The impact of the pandemic and economic recovery to date on regional economies within Oregon is the exact opposite of the fallout from the Great Recession and expansion last decade. Back then it was the nation’s largest metro areas, with their more diversified economies that lead growth. The Portland region in particular was a standout, being among the fastest growing large metros when it came to high-wage job growth, median household income gains, and increases in educational attainment. The state, and nation’s smaller metro areas and rural economies tended to lag the recovery until mid-decade when they began to regain lost ground.
Today, it is those smaller metro areas and rural economies that are leading growth. Large metro areas nationwide are lagging. The impact of working from home and loss of business travel during the pandemic is disproportionately impacting big cities, and their urban cores. Population has followed as workers are now able to live farther afield.
Even as the recent relative patterns of growth point toward the urban-rural divide not widening during the pandemic, there have been clear, longer-running trends that point toward these differences when it comes to demographics, educational attainment, incomes, industrial structure, and poverty, among others.
In recent decades, income growth in Oregon’s urban areas has outpaced gains in rural areas considerably. Back in 1980, the typical rural household in Oregon’s income was about 10 percent lower than the typical urban household in the state. Today, that difference is 25 percent.
There are myriad factors impacting economic growth, including both the number of local workers and how productive each worker is. The use of capital – be it financial, human, natural, physical, or social – is a key consideration when identifying a region’s strengths and future opportunities.

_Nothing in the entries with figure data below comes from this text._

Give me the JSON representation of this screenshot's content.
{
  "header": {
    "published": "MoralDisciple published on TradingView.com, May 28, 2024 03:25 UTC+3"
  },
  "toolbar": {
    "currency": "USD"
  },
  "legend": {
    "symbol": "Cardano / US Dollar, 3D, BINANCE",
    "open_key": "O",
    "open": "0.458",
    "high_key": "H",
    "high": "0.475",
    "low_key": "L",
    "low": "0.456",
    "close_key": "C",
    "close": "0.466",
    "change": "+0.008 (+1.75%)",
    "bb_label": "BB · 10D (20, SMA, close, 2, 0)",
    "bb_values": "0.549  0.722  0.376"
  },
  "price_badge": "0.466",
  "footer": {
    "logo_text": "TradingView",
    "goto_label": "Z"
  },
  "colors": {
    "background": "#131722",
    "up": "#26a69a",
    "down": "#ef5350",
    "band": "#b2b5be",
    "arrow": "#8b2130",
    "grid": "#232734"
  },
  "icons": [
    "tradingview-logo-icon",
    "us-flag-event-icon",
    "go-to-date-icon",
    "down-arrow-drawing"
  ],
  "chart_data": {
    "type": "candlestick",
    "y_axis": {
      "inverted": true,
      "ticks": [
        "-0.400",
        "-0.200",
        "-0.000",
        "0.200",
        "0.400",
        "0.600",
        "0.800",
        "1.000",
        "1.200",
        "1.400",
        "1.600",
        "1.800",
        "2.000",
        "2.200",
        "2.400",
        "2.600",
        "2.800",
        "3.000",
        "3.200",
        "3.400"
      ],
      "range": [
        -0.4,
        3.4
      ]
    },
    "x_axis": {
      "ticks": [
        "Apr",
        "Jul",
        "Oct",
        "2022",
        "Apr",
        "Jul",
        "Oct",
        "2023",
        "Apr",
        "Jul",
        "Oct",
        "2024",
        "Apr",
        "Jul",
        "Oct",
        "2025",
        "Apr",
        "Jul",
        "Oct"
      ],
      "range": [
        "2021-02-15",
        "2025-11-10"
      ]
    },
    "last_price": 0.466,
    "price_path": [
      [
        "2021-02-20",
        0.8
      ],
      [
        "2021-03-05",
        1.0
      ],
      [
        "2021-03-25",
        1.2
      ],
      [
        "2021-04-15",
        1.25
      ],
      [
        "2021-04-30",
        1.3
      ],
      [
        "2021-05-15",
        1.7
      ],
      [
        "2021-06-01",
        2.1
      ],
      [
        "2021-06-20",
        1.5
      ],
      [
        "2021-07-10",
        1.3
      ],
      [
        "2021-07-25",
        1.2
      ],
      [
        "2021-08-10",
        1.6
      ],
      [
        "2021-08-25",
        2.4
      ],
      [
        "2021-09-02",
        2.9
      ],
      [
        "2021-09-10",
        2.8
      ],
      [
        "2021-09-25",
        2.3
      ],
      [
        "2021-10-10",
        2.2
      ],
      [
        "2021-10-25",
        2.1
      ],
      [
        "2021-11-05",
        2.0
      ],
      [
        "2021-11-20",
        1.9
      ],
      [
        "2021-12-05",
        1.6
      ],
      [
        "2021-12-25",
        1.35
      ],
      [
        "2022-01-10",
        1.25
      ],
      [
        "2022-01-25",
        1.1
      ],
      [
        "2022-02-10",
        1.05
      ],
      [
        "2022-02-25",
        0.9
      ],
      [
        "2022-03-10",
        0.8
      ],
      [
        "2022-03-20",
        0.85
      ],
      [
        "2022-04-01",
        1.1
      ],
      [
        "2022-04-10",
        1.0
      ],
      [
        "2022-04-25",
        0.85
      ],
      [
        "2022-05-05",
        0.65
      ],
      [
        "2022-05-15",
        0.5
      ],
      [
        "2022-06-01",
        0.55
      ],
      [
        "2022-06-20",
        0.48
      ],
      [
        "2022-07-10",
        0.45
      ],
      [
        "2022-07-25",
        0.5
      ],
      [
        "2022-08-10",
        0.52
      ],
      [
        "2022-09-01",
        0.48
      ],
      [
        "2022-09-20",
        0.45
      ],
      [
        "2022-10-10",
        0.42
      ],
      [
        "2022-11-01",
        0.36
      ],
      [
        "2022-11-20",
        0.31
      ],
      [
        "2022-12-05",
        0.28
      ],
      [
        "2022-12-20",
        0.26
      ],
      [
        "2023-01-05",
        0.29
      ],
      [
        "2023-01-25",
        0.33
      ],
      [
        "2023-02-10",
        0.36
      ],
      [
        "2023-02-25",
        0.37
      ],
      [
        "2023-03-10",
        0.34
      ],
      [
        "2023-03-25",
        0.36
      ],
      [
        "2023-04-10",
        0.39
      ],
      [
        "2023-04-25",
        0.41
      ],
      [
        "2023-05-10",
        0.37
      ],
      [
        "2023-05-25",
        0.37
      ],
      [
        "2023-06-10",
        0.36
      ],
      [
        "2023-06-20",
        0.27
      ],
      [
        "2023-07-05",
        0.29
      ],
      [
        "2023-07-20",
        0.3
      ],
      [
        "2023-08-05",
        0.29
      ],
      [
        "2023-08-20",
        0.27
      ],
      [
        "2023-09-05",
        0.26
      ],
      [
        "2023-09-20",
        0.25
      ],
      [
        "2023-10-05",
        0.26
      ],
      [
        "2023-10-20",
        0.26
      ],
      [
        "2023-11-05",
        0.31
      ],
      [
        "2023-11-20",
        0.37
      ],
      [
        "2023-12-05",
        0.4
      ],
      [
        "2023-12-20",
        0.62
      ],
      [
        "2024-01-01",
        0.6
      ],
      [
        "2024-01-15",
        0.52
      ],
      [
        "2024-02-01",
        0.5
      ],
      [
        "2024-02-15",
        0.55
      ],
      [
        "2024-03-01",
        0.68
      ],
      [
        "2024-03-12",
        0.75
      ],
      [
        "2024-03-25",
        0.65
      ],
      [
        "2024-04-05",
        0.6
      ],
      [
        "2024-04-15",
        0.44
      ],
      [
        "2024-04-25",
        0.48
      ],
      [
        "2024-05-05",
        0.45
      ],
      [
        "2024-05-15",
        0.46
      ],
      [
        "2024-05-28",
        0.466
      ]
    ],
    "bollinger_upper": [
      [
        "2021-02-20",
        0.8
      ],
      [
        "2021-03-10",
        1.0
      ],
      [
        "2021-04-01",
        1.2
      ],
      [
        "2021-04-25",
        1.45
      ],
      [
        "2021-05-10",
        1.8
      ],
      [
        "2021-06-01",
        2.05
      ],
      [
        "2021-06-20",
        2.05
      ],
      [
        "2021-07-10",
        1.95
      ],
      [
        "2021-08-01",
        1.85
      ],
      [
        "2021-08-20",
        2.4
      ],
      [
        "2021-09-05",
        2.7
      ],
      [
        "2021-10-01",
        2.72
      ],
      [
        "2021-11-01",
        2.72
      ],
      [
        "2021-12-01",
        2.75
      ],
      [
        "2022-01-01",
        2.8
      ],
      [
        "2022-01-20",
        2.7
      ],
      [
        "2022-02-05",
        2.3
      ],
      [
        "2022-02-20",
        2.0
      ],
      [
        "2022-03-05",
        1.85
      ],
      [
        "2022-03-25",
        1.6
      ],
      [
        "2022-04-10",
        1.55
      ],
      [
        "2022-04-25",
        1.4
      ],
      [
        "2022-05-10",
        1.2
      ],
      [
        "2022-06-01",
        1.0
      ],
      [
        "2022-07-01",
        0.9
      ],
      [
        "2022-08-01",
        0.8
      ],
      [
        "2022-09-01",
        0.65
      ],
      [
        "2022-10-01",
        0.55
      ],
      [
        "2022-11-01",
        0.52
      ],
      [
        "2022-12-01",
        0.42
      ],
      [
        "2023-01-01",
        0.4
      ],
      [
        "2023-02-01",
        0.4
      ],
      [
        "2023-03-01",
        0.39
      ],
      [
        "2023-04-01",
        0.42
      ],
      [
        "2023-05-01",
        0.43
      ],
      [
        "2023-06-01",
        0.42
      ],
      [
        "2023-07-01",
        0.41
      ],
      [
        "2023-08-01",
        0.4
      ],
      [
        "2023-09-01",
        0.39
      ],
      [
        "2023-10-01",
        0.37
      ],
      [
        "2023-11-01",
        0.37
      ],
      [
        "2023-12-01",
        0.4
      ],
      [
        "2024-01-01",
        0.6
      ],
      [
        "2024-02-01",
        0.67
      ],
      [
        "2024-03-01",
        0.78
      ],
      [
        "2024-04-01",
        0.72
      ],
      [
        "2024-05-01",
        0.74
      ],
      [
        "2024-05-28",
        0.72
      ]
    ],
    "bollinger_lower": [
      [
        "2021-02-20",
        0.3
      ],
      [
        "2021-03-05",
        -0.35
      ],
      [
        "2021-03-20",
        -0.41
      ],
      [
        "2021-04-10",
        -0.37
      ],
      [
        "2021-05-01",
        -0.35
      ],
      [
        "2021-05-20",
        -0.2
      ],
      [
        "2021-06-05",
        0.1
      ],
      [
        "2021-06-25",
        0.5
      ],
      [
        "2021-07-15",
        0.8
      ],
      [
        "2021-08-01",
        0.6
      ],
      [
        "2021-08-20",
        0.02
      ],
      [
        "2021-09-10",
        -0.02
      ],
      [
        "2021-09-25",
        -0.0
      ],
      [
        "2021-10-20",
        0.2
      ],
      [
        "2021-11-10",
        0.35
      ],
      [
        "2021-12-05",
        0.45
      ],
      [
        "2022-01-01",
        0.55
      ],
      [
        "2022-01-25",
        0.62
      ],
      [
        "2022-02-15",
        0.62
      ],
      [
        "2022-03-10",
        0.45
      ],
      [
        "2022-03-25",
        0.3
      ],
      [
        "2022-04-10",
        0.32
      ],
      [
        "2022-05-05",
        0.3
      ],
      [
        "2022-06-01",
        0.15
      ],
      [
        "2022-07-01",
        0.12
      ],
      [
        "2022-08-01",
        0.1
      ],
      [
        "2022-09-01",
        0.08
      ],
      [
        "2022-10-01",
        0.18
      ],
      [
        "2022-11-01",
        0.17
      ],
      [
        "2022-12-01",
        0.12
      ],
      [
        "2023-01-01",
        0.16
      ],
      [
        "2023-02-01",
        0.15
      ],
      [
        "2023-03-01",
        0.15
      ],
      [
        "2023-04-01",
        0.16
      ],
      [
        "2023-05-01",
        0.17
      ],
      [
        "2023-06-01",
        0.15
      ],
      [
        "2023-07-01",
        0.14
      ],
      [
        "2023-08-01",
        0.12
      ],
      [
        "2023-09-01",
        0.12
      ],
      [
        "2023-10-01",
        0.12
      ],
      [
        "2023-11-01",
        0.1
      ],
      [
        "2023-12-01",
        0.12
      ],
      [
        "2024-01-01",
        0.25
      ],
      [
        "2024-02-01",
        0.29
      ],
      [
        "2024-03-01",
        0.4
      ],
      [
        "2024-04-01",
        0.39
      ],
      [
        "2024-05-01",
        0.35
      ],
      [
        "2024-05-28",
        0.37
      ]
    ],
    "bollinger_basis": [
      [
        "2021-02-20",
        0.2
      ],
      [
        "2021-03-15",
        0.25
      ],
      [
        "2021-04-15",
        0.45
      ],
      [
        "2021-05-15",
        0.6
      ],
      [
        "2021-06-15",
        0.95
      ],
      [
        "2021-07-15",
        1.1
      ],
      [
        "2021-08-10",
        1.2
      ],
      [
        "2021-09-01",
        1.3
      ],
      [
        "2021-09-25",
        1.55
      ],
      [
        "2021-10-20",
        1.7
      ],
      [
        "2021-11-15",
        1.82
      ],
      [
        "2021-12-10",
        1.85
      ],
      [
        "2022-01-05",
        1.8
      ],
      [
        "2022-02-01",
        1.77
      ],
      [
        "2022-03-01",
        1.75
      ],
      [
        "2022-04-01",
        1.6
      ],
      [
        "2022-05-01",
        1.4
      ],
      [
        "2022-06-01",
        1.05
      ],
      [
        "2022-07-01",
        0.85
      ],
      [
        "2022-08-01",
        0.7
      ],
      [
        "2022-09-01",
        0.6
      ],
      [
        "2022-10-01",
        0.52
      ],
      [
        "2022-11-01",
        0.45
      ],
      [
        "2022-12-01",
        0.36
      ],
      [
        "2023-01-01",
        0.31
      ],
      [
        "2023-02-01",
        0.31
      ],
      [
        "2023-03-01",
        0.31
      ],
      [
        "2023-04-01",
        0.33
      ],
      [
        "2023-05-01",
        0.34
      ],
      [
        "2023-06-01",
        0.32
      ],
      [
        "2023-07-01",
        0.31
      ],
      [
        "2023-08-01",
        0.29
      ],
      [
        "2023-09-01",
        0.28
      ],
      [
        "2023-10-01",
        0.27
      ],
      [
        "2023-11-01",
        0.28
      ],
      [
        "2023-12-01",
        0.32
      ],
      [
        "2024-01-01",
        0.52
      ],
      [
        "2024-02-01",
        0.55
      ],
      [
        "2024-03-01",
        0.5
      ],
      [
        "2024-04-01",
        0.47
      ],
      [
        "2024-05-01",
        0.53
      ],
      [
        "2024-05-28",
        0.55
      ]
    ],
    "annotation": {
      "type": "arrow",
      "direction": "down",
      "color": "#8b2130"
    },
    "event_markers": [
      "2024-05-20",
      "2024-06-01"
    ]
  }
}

What follows is a large slide deck that shows historical trends at the regional level across Oregon when it comes to income and poverty. There are also snapshots at the regional level of how many local Oregonian households are struggling with high housing costs, including measures of poverty, residual income, and using MIT’s Living Wage calculations. These regions are grouped at the county level, and based on available microdata from the Census Bureau so we are talking about Public Use Microdata Areas (PUMAs). The map below shows the regions used in the slide deck. I do break out East Cascades as well, into Deschutes, and the North Central region (which is the Gorge down through the rest of Central Oregon ex Deschutes).
Lastly, I’m not sure there is a big takeaway here other than some of these longer-run trends across the state. Those trends have been a bit different in recent years as noted and depending on the urban-suburban-rural dynamics in the years ahead, may continue. But these slides I hope are a useful reference for those interested in this type of information. This is actually a project I had ready to go in February 2020 and then shelved due to the pandemic as our needs and focus shifted toward the recession and recovery.